HDFS Cluster Authentication with Kerberos

Ensuring proper Kerberos authentication in an HDFS cluster is crucial to prevent errors and maintain secure access.

Error Handling
  • Error: SIMPLE authentication Not enabled.
    • Error Message: The following exception is displayed as the error message for the Kerberos authentication enable HDFS Snaps.

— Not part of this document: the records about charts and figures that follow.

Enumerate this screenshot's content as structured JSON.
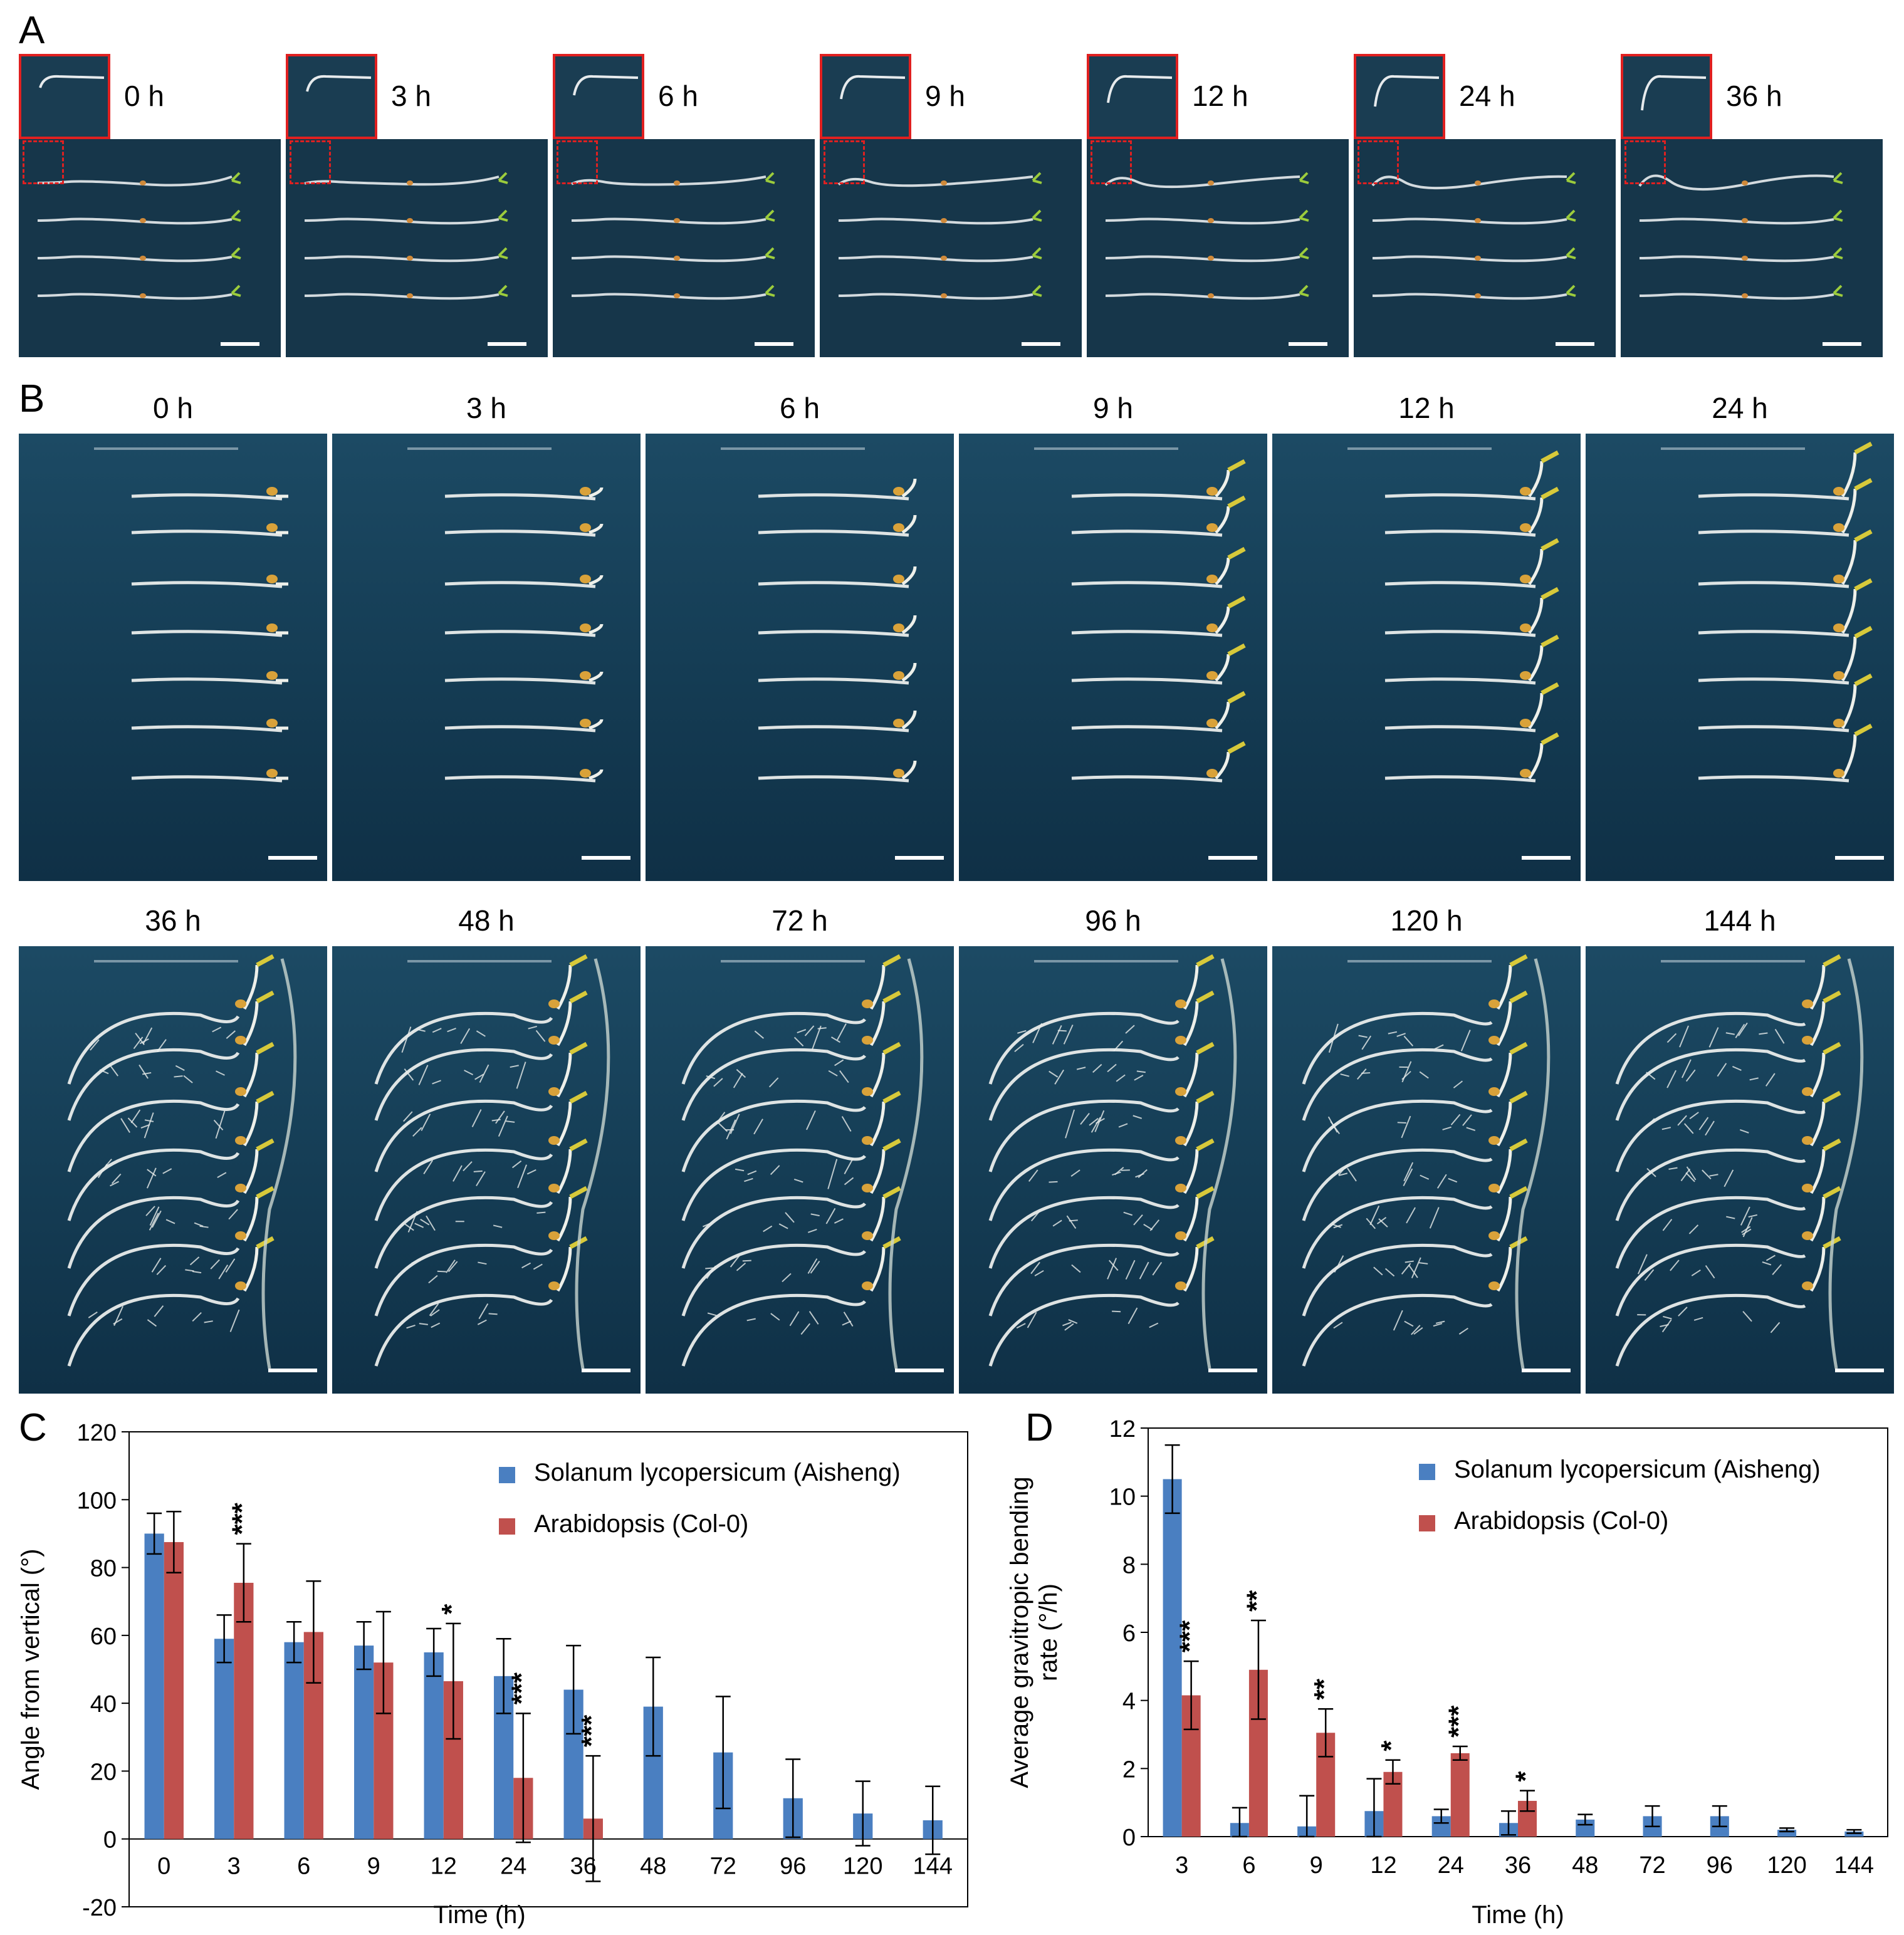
{
  "figure": {
    "panel_a": {
      "label": "A",
      "times": [
        "0 h",
        "3 h",
        "6 h",
        "9 h",
        "12 h",
        "24 h",
        "36 h"
      ]
    },
    "panel_b": {
      "label": "B",
      "times_row1": [
        "0 h",
        "3 h",
        "6 h",
        "9 h",
        "12 h",
        "24 h"
      ],
      "times_row2": [
        "36 h",
        "48 h",
        "72 h",
        "96 h",
        "120 h",
        "144 h"
      ]
    },
    "panel_c": {
      "label": "C"
    },
    "panel_d": {
      "label": "D"
    }
  },
  "colors": {
    "blue": "#4a7fc1",
    "red": "#c0504d",
    "inset_border": "#e02020",
    "plate_dark": "#16364a"
  },
  "chart_data": [
    {
      "type": "bar",
      "panel": "C",
      "title": "",
      "xlabel": "Time (h)",
      "ylabel": "Angle from vertical (°)",
      "ylim": [
        -20,
        120
      ],
      "yticks": [
        -20,
        0,
        20,
        40,
        60,
        80,
        100,
        120
      ],
      "categories": [
        "0",
        "3",
        "6",
        "9",
        "12",
        "24",
        "36",
        "48",
        "72",
        "96",
        "120",
        "144"
      ],
      "legend_position": "top-right",
      "series": [
        {
          "name": "Solanum lycopersicum (Aisheng)",
          "color": "#4a7fc1",
          "values": [
            90,
            59,
            58,
            57,
            55,
            48,
            44,
            39,
            25.5,
            12,
            7.5,
            5.5
          ],
          "errors": [
            6,
            7,
            6,
            7,
            7,
            11,
            13,
            14.5,
            16.5,
            11.5,
            9.5,
            10
          ]
        },
        {
          "name": "Arabidopsis (Col-0)",
          "color": "#c0504d",
          "values": [
            87.5,
            75.5,
            61,
            52,
            46.5,
            18,
            6,
            null,
            null,
            null,
            null,
            null
          ],
          "errors": [
            9,
            11.5,
            15,
            15,
            17,
            19,
            18.5,
            null,
            null,
            null,
            null,
            null
          ]
        }
      ],
      "annotations": [
        {
          "category": "3",
          "text": "***"
        },
        {
          "category": "12",
          "text": "*"
        },
        {
          "category": "24",
          "text": "***"
        },
        {
          "category": "36",
          "text": "***"
        }
      ]
    },
    {
      "type": "bar",
      "panel": "D",
      "title": "",
      "xlabel": "Time (h)",
      "ylabel": "Average gravitropic bending rate (°/h)",
      "ylabel_lines": [
        "Average gravitropic bending",
        "rate (°/h)"
      ],
      "ylim": [
        0,
        12
      ],
      "yticks": [
        0,
        2,
        4,
        6,
        8,
        10,
        12
      ],
      "categories": [
        "3",
        "6",
        "9",
        "12",
        "24",
        "36",
        "48",
        "72",
        "96",
        "120",
        "144"
      ],
      "legend_position": "top-right",
      "series": [
        {
          "name": "Solanum lycopersicum (Aisheng)",
          "color": "#4a7fc1",
          "values": [
            10.5,
            0.4,
            0.3,
            0.75,
            0.6,
            0.4,
            0.5,
            0.6,
            0.6,
            0.2,
            0.15
          ],
          "errors": [
            1.0,
            0.45,
            0.9,
            0.95,
            0.2,
            0.35,
            0.15,
            0.3,
            0.3,
            0.05,
            0.05
          ]
        },
        {
          "name": "Arabidopsis (Col-0)",
          "color": "#c0504d",
          "values": [
            4.15,
            4.9,
            3.05,
            1.9,
            2.45,
            1.05,
            null,
            null,
            null,
            null,
            null
          ],
          "errors": [
            1.0,
            1.45,
            0.7,
            0.35,
            0.2,
            0.3,
            null,
            null,
            null,
            null,
            null
          ]
        }
      ],
      "annotations": [
        {
          "category": "3",
          "text": "***"
        },
        {
          "category": "6",
          "text": "**"
        },
        {
          "category": "9",
          "text": "**"
        },
        {
          "category": "12",
          "text": "*"
        },
        {
          "category": "24",
          "text": "***"
        },
        {
          "category": "36",
          "text": "*"
        }
      ]
    }
  ]
}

      java.util.concurrent.ExecutionException: java.io.IOException: Failed on local exception: java.io.IOException: org.apache.hadoop.security.AccessControlException: Client cannot authenticate via:[TOKEN, KERBEROS];

    • Cause: Kerberos authentication requires all hosts to have synchronized internal clocks. If the clocks differ too much (known as clock skew), client requests are rejected.
    • Resolution: It's important to keep the clocks on the Key Distribution Centers (KDCs) and Kerberos clients in sync. Use Network Time Protocol (NTP) software to synchronize them.
  • Error: Server Has Invalid Kerberos Principal
    • Error Message: The following exception is displayed as the error message.

      Failed on local exception: java.io.IOException: java.lang.IllegalArgumentException: Server has invalid Kerberos principal: hdfs/[email protected]; Host Details : local host is: "<LOCALHOST>/127.0.0.1"; destination host is: "cdh2-1.devsnaplogic.com":8020;

    • Cause: When configuring Kerberos on the HDFS server, the following properties are added, the following properties are added:
      <property>
        <name>dfs.namenode.kerberos.principal</name>
        <value>hdfs/[email protected]</value>
      </property>
       
      <property>
        <name>dfs.datanode.kerberos.principal</name>
        <value>hdfs/[email protected]</value>
      </property>

      The string _HOST in the properties is replaced at runtime by the fully-qualified domain name (FQDN) of the host machine where the daemon is running. For this replacement to work correctly, reverse DNS must be properly configured on all hosts. This ensures that each host can resolve its IP address back to its FQDN.

    • Resolution: One potential cause for this issue is that the HOST has multiple hostnames. The hostname provided in the Service Principle in the Snap Kerberos configuration might not match the hostname resolved on the Namenode or DataNode.

      In the error message, the server's service principle is displayed. Ensure that the same service principle is provided in the Snap Kerberos Configuration.